6. A process fault separation device for an adaptive Gaussian mixture model, characterized in that, include: The preprocessing module is used to acquire manufacturing process data, normalize the manufacturing process data, and determine the processing process data. The feature processing module is used to extract features from the processing data using a target adaptive Gaussian mixture model to determine process feature data and reconstruct process data; wherein, the target adaptive Gaussian mixture model is obtained by training the process data on a pre-built adaptive Gaussian mixture model; The fault analysis module is used to perform fault contribution analysis based on the process characteristic data and the reconstruction process data to determine the target fault variable; The device further includes: a model training module, a model analysis module, a model update module, and a model evaluation module; The model training module is used to train an adaptive Gaussian mixture model pre-constructed based on training process data by maximizing the log-likelihood function, and to determine the first adaptive Gaussian mixture model. The model analysis module is used to identify the number of mixture terms in the training Gaussian mixture term of the first adaptive Gaussian mixture model, and determine at least one updated Gaussian mixture term based on the number of mixture terms. The model update module is used to update the first adaptive Gaussian mixture model based on the updated Gaussian mixture term to obtain the second adaptive Gaussian mixture model. The model evaluation module is used to determine the second adaptive Gaussian mixture model as the target adaptive Gaussian mixture model if the model acceptance probability of the second adaptive Gaussian mixture model meets the preset training objective. The model analysis module is specifically used for: if the number of mixture terms is less than a preset mixture term threshold, then selecting one of the training Gaussian mixture terms for splitting to obtain at least one updated Gaussian mixture term; if the number of mixture terms is greater than the preset mixture term threshold, then selecting two of the training Gaussian mixture terms for merging to determine at least one updated Gaussian mixture term.

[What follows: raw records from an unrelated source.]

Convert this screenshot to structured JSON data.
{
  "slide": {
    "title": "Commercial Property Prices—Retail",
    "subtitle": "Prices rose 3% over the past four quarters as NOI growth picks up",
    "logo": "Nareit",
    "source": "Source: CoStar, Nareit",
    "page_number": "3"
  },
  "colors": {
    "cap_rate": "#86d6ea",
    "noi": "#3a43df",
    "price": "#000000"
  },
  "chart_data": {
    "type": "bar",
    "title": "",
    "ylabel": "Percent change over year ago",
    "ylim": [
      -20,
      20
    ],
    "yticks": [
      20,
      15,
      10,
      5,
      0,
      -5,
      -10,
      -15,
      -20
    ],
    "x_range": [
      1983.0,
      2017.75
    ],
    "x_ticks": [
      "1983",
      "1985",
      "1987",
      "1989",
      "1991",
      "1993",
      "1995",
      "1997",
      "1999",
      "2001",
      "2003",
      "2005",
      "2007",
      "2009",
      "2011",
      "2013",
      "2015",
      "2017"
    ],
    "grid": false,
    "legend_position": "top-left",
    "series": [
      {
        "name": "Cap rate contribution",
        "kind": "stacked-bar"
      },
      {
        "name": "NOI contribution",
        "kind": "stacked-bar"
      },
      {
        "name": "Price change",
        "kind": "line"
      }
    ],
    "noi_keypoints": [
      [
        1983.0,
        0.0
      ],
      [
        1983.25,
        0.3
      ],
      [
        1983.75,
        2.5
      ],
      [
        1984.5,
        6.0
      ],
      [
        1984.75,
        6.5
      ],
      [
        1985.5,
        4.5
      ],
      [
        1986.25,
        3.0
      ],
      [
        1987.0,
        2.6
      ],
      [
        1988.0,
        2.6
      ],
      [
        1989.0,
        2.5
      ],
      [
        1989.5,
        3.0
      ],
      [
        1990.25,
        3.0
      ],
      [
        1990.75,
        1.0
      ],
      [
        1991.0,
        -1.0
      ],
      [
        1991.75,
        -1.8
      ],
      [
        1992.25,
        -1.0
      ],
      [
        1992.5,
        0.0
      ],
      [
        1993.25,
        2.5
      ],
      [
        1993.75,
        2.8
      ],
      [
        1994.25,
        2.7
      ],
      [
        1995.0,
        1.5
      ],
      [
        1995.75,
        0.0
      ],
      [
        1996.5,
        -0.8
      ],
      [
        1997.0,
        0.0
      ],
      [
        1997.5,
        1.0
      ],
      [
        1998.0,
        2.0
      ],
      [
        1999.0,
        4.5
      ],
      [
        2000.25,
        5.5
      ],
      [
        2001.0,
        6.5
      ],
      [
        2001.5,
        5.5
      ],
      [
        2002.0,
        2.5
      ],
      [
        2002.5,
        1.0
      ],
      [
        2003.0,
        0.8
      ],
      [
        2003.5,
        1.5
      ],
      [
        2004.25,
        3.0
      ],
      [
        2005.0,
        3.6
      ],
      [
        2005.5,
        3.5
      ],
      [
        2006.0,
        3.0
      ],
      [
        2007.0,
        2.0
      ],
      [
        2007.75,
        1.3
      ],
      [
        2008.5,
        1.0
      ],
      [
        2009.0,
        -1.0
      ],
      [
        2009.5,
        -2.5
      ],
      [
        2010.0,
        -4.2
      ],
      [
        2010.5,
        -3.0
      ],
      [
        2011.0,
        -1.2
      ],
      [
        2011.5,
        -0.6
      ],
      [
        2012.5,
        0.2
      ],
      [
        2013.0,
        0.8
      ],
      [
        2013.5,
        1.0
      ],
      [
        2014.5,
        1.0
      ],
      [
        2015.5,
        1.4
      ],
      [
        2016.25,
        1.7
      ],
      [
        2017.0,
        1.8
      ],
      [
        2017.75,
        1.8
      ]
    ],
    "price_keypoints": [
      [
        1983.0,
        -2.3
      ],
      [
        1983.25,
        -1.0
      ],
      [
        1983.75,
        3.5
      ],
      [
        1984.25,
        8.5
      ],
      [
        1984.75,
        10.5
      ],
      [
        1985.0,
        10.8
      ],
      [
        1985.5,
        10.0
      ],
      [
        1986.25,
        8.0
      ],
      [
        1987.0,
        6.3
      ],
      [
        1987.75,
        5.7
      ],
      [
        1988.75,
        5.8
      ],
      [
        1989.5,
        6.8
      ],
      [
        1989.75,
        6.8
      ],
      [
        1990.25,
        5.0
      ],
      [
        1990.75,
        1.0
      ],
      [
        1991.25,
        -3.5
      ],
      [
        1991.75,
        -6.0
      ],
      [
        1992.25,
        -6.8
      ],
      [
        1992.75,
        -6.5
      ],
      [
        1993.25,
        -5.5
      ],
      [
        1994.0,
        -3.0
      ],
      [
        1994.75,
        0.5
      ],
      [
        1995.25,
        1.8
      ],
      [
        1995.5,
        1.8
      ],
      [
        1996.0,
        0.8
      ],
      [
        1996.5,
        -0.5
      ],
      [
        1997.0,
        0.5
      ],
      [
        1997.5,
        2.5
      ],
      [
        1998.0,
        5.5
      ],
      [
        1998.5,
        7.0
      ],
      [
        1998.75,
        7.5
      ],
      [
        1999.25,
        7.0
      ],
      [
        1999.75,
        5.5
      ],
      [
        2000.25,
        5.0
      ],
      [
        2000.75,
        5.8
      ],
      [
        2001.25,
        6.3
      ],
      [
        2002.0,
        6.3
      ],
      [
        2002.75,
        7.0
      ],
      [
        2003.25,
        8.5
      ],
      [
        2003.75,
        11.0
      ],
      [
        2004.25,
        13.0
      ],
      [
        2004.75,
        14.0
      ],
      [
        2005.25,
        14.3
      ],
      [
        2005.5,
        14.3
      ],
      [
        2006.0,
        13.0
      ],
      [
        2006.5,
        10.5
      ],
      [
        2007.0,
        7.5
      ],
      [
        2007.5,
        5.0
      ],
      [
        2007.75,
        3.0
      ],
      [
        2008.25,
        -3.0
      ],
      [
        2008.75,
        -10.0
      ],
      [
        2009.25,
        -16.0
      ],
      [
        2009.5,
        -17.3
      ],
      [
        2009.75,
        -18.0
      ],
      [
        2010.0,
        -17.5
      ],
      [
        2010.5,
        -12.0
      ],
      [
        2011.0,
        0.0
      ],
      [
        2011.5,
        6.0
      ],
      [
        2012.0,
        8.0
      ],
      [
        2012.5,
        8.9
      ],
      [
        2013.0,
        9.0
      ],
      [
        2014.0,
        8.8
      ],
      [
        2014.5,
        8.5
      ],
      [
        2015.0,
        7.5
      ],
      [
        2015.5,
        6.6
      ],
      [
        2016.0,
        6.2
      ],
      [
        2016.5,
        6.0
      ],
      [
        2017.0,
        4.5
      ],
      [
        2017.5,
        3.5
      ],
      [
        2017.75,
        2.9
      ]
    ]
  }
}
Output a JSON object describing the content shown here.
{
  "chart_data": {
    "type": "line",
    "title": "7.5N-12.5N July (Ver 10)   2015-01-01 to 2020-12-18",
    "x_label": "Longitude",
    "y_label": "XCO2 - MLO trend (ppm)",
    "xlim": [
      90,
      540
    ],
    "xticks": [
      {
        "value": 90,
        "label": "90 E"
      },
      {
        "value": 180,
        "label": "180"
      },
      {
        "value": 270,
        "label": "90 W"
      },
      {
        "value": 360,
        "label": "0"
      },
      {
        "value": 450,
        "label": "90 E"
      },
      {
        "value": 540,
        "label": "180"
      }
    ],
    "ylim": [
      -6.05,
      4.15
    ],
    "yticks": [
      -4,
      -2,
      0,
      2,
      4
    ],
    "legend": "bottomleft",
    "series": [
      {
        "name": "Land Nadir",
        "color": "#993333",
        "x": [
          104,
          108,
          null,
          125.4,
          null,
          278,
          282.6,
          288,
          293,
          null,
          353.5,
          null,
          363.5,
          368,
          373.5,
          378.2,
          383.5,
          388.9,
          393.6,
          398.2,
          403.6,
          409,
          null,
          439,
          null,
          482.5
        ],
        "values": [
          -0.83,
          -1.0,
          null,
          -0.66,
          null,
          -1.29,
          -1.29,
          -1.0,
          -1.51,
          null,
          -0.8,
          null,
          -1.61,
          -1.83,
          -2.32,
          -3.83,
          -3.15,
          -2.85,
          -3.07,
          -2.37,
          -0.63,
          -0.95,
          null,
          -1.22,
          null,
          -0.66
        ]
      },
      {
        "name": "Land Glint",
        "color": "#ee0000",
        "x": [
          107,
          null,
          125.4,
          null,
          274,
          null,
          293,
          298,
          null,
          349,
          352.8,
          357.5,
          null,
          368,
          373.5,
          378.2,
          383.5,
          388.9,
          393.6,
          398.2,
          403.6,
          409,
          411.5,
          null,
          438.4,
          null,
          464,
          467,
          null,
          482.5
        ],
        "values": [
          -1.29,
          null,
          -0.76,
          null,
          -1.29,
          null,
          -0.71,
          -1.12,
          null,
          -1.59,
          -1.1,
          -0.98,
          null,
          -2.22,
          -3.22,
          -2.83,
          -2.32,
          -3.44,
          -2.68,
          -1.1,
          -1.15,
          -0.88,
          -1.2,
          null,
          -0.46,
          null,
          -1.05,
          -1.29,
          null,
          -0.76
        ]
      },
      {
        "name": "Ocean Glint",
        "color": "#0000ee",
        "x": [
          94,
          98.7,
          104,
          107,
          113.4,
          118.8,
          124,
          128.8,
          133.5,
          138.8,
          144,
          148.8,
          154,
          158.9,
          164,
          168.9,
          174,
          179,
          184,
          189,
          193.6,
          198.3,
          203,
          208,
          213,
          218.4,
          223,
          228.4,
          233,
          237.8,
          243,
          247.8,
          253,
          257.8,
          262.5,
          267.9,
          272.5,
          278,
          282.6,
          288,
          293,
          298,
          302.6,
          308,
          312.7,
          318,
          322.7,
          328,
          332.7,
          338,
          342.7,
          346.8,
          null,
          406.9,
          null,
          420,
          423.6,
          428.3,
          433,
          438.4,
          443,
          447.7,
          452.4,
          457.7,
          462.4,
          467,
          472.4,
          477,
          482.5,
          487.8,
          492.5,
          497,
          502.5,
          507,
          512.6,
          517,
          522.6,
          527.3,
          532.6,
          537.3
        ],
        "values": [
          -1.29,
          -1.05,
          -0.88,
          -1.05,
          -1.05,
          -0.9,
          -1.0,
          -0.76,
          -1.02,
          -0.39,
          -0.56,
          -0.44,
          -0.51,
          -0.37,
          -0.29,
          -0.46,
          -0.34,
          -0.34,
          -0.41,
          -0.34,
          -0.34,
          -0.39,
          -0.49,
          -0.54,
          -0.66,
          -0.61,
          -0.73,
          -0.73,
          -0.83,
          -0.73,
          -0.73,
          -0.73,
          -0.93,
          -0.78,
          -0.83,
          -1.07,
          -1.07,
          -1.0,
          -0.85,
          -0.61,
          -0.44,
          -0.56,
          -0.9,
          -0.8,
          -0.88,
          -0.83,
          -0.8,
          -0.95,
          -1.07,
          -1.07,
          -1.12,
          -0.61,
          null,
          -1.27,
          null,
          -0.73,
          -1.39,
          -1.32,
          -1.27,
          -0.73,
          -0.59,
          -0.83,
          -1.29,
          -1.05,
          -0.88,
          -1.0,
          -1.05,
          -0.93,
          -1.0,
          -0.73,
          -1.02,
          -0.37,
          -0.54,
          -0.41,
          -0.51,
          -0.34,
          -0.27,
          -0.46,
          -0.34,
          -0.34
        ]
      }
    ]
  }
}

7. An electronic device, characterized in that, The electronic device includes: At least one processor; and A memory communicatively connected to the at least one processor; wherein, The memory stores a computer program that can be executed by the at least one processor, the computer program being executed by the at least one processor to enable the at least one processor to perform the process fault separation method of the adaptive Gaussian mixture model as described in any one of claims 1-5.

8. A computer-readable storage medium, characterized in that, The computer-readable storage medium stores computer instructions that cause a processor to execute the process fault separation method of any one of claims 1-5 using the adaptive Gaussian mixture model.